We wrote more of a tutorial on technical analysis: “What is your cost basis? If you are long NVDA from below $110, then I probably wouldn’t panic. If you are long from around the last dip or in the $140s, then you need to think about how you would react or feel if prices broke below $140…When a stock position goes from a profit to a loss, a different mindset takes over. Offense versus defense. Can you make a decision to exit and come back in at a better trade location or will you get hung up on tax issues, and this and that?”
This morning, we can go back to our usual format and forecast. Let’s check the latest charts and indicators.
In this daily bar chart of NVDA, above, we can see that prices have nearly doubled from the last big consolidation pattern around $100 — from December to early May. Prices are above the rising 50-day moving average line but may too far above the rising 200-day moving average line.
Volume has been declining since June and the daily On-Balance-Volume (OBV) line has not made a new high to match or confirm the new price highs in the past few months. Momentum has been diverging since May, with lower and lower momentum readings contrasted to higher and higher price readings.
In this weekly bar chart of NVDA, above, we can see that prices are above the rising 40-week moving average line. This looks like the widest distance NVDA has been above this long-term indicator of trend and this could be the simplest measure of being overbought. Overbought readings can be resolved by sideways price action or a downward correction.

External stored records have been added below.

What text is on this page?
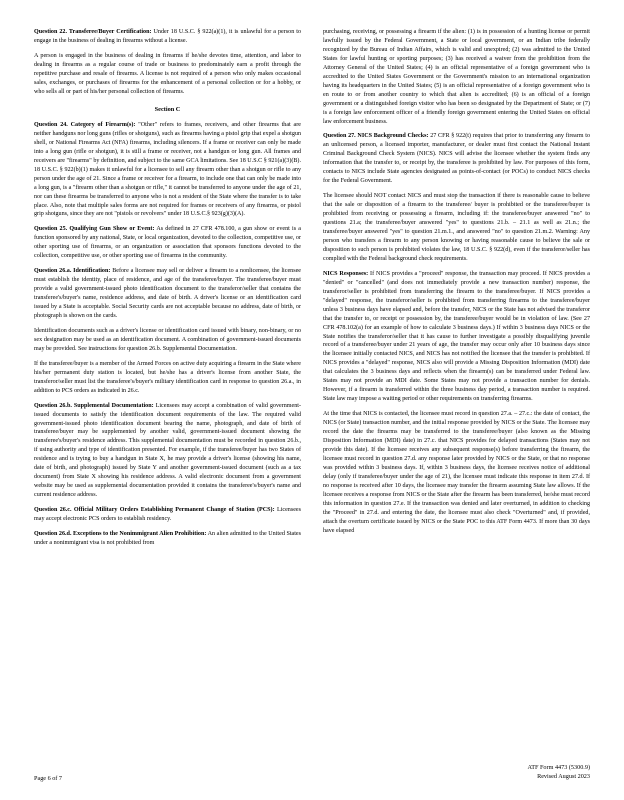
Question 22. Transferee/Buyer Certification: Under 18 U.S.C. § 922(a)(1), it is unlawful for a person to engage in the business of dealing in firearms without a license.

A person is engaged in the business of dealing in firearms if he/she devotes time, attention, and labor to dealing in firearms as a regular course of trade or business to predominately earn a profit through the repetitive purchase and resale of firearms. A license is not required of a person who only makes occasional sales, exchanges, or purchases of firearms for the enhancement of a personal collection or for a hobby, or who sells all or part of his/her personal collection of firearms.

Section C

Question 24. Category of Firearm(s): "Other" refers to frames, receivers, and other firearms that are neither handguns nor long guns (rifles or shotguns), such as firearms having a pistol grip that expel a shotgun shell, or National Firearms Act (NFA) firearms, including silencers. If a frame or receiver can only be made into a long gun (rifle or shotgun), it is still a frame or receiver, not a handgun or long gun. All frames and receivers are "firearms" by definition, and subject to the same GCA limitations. See 18 U.S.C § 921(a)(3)(B). 18 U.S.C. § 922(b)(1) makes it unlawful for a licensee to sell any firearm other than a shotgun or rifle to any person under the age of 21. Since a frame or receiver for a firearm, to include one that can only be made into a long gun, is a "firearm other than a shotgun or rifle," it cannot be transferred to anyone under the age of 21, nor can these firearms be transferred to anyone who is not a resident of the State where the transfer is to take place. Also, note that multiple sales forms are not required for frames or receivers of any firearms, or pistol grip shotguns, since they are not "pistols or revolvers" under 18 U.S.C.§ 923(g)(3)(A).

Question 25. Qualifying Gun Show or Event: As defined in 27 CFR 478.100, a gun show or event is a function sponsored by any national, State, or local organization, devoted to the collection, competitive use, or other sporting use of firearms, or an organization or association that sponsors functions devoted to the collection, competitive use, or other sporting use of firearms in the community.

Question 26.a. Identification: Before a licensee may sell or deliver a firearm to a nonlicensee, the licensee must establish the identity, place of residence, and age of the transferee/buyer. The transferee/buyer must provide a valid government-issued photo identification document to the transferor/seller that contains the transferee's/buyer's name, residence address, and date of birth. A driver's license or an identification card issued by a State is acceptable. Social Security cards are not acceptable because no address, date of birth, or photograph is shown on the cards.

Identification documents such as a driver's license or identification card issued with binary, non-binary, or no sex designation may be used as an identification document. A combination of government-issued documents may be provided. See instructions for question 26.b. Supplemental Documentation.

If the transferee/buyer is a member of the Armed Forces on active duty acquiring a firearm in the State where his/her permanent duty station is located, but he/she has a driver's license from another State, the transferor/seller must list the transferee's/buyer's military identification card in response to question 26.a., in addition to PCS orders as indicated in 26.c.

Question 26.b. Supplemental Documentation: Licensees may accept a combination of valid government-issued documents to satisfy the identification document requirements of the law. The required valid government-issued photo identification document bearing the name, photograph, and date of birth of transferee/buyer may be supplemented by another valid, government-issued document showing the transferee's/buyer's residence address. This supplemental documentation must be recorded in question 26.b., if using authority and type of identification presented. For example, if the transferee/buyer has two States of residence and is trying to buy a handgun in State X, he may provide a driver's license (showing his name, date of birth, and photograph) issued by State Y and another government-issued document (such as a tax document) from State X showing his residence address. A valid electronic document from a government website may be used as supplemental documentation provided it contains the transferee's/buyer's name and current residence address.

Question 26.c. Official Military Orders Establishing Permanent Change of Station (PCS): Licensees may accept electronic PCS orders to establish residency.

Question 26.d. Exceptions to the Nonimmigrant Alien Prohibition: An alien admitted to the United States under a nonimmigrant visa is not prohibited from

purchasing, receiving, or possessing a firearm if the alien: (1) is in possession of a hunting license or permit lawfully issued by the Federal Government, a State or local government, or an Indian tribe federally recognized by the Bureau of Indian Affairs, which is valid and unexpired; (2) was admitted to the United States for lawful hunting or sporting purposes; (3) has received a waiver from the prohibition from the Attorney General of the United States; (4) is an official representative of a foreign government who is accredited to the United States Government or the Government's mission to an international organization having its headquarters in the United States; (5) is an official representative of a foreign government who is en route to or from another country to which that alien is accredited; (6) is an official of a foreign government or a distinguished foreign visitor who has been so designated by the Department of State; or (7) is a foreign law enforcement officer of a friendly foreign government entering the United States on official law enforcement business.

Question 27. NICS Background Checks: 27 CFR § 922(t) requires that prior to transferring any firearm to an unlicensed person, a licensed importer, manufacturer, or dealer must first contact the National Instant Criminal Background Check System (NICS). NICS will advise the licensee whether the system finds any information that the transfer to, or receipt by, the transferee is prohibited by law. For purposes of this form, contacts to NICS include State agencies designated as points-of-contact (or POCs) to conduct NICS checks for the Federal Government.

The licensee should NOT contact NICS and must stop the transaction if there is reasonable cause to believe that the sale or disposition of a firearm to the transferee/ buyer is prohibited or the transferee/buyer is prohibited from receiving or possessing a firearm, including if: the transferee/buyer answered "no" to questions 21.a; the transferee/buyer answered "yes" to questions 21.b. – 21.1 as well as 21.n.; the transferee/buyer answered "yes" to question 21.m.1., and answered "no" to question 21.m.2. Warning: Any person who transfers a firearm to any person knowing or having reasonable cause to believe the sale or disposition to such person is prohibited violates the law, 18 U.S.C. § 922(d), even if the transferor/seller has complied with the Federal background check requirements.

NICS Responses: If NICS provides a "proceed" response, the transaction may proceed. If NICS provides a "denied" or "cancelled" (and does not immediately provide a new transaction number) response, the transferor/seller is prohibited from transferring the firearm to the transferee/buyer. If NICS provides a "delayed" response, the transferor/seller is prohibited from transferring firearms to the transferee/buyer unless 3 business days have elapsed and, before the transfer, NICS or the State has not advised the transferor that the transfer to, or receipt or possession by, the transferee/buyer would be in violation of law. (See 27 CFR 478.102(a) for an example of how to calculate 3 business days.) If within 3 business days NICS or the State notifies the transferor/seller that it has cause to further investigate a possibly disqualifying juvenile record of a transferee/buyer under 21 years of age, the transfer may occur only after 10 business days since the licensee initially contacted NICS, and NICS has not notified the licensee that the transfer is prohibited. If NICS provides a "delayed" response, NICS also will provide a Missing Disposition Information (MDI) date that calculates the 3 business days and reflects when the firearm(s) can be transferred under Federal law. States may not provide an MDI date. Some States may not provide a transaction number for denials. However, if a firearm is transferred within the three business day period, a transaction number is required. State law may impose a waiting period or other requirements on transferring firearms.

At the time that NICS is contacted, the licensee must record in question 27.a. – 27.c.: the date of contact, the NICS (or State) transaction number, and the initial response provided by NICS or the State. The licensee may record the date the firearms may be transferred to the transferee/buyer (also known as the Missing Disposition Information (MDI) date) in 27.c. that NICS provides for delayed transactions (States may not provide this date). If the licensee receives any subsequent response(s) before transferring the firearm, the licensee must record in question 27.d. any response later provided by NICS or the State, or that no response was provided within 3 business days. If, within 3 business days, the licensee receives notice of additional delay (only if transferee/buyer under the age of 21), the licensee must indicate this response in item 27.d. If no response is received after 10 days, the licensee may transfer the firearm assuming State law allows. If the licensee receives a response from NICS or the State after the firearm has been transferred, he/she must record this information in question 27.e. If the transaction was denied and later overturned, in addition to checking the "Proceed" in 27.d. and entering the date, the licensee must also check "Overturned" and, if provided, attach the overturn certificate issued by NICS or the State POC to this ATF Form 4473. If more than 30 days have elapsed

Page 6 of 7
ATF Form 4473 (5300.9)
Revised August 2023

The weekly OBV line has not made much upside progress in the past three months and is a concern. The 12-week momentum study shows a bearish divergence from July to September, as prices make higher highs, but momentum slows. Prices are going up, but at a slower pace than earlier. A bearish divergence is am amber light, but not an automatic sell signal.
In this Point and Figure chart of NVDA, above, we can see an extended market, but also a $198 price target.
Bottom line: Slower volume, weaker momentum and diminished volume all point to caution ahead. Long NVDA? I would suggest raising sell-stop protection to a close below $170.